Le président du TPCN est le président de la conférence épiscopale. Le TPCN compte un vicaire judiciaire (juge) et ses deux adjoints, un promoteur de justice (procureur) et ses deux adjoints et sept juges (assesseurs); il est composé de clercs mais également de cinq laïcs dont quatre femmes. Ses membres sont nommés par la Conférence des évêques.
Cette structure pose la question de l’indépendance du TPCN. Les conflits de loyauté connus, qui devraient être résolus par un détachement de la juridiction ecclésiastique de chaque diocèse à un niveau national, persistent au sein du tribunal français. Le problème structurel central de la juridiction interne de l’Eglise a ainsi été déplacé, mais pas résolu, estiment les observateurs.

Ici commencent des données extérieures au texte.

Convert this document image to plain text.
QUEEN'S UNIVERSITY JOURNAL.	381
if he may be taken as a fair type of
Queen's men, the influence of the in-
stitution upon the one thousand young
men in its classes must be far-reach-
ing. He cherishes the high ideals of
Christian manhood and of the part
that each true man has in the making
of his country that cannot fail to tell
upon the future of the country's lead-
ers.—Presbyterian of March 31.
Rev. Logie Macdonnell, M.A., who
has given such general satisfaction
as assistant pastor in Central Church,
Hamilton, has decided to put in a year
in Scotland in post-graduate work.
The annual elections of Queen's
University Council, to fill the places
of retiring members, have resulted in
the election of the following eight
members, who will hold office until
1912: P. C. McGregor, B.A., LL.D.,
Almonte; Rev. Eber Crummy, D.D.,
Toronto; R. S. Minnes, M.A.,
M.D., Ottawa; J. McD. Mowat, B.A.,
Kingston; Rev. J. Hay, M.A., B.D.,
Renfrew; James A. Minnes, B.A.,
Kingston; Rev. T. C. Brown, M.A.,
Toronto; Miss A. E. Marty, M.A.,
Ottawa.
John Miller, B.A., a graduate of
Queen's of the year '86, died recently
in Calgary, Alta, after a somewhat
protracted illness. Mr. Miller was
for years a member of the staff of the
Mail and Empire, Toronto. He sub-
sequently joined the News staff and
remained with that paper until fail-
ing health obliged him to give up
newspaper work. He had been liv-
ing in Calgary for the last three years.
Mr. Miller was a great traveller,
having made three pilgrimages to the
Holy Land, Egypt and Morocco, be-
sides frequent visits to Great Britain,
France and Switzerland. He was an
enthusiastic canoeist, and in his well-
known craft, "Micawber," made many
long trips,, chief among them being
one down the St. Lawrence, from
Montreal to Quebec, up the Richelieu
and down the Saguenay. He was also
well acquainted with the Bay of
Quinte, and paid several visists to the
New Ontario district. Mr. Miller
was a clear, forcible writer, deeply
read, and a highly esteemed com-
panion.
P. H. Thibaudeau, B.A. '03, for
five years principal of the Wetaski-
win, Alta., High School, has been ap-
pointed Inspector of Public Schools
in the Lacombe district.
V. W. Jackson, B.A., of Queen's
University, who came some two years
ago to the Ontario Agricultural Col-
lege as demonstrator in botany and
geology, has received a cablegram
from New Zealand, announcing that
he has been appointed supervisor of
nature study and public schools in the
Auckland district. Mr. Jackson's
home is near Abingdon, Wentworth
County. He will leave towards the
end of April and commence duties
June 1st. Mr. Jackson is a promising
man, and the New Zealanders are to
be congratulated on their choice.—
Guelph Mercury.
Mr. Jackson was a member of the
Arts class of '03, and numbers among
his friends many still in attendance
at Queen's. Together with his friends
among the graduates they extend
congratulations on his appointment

Autre point non résolu: les victimes n’ont pas la possibilité de participer à la procédure, car la justice ecclésiale ne prévoit pas le statut de partie civile. Elles sont tributaires du fait que leur dossier soit correctement géré et pris en charge par les offices et les avocats de l’Eglise compétents.
L’abbé Nicolas Betticher, spécialiste du droit canonique, se réjouit du feu vert de Rome. Il estime cependant que le tribunal français est insuffisant. Pour créer un tribunal pénal efficace, les évêques d’ici devraient obtenir du pape «un droit particulier pour la Suisse. Pour cela, les responsables doivent élaborer un concept sur la manière dont le tribunal suisse doit être structuré et sur les compétences qu’il doit avoir».
Selon lui, le tribunal doit être indépendant des diocèses et avoir le pouvoir d’enquêter sur tous les cas, des abus à la dissimulation. Les laïcs, les prêtres et les évêques devraient en porter conjointement la responsabilité. Le fait que le droit canonique connaisse la levée de la prescription et puisse ainsi enquêter de nombreuses années après un acte est en outre important.
Nicolas Betticher est convaincu que la mise en place d’un tribunal pénal ecclésiastique professionnel est possible. Selon lui, il est important que le tribunal soit soumis à Rome et non à la Conférence des évêques suisses. La nomination des juges et des avocats devrait également avoir lieu à Rome, sur la base d’une liste de candidats établie par la CES, la Conférence centrale (RKZ) et l’Union des supérieurs religieux (KOVOS). L’indépendance serait ainsi garantie.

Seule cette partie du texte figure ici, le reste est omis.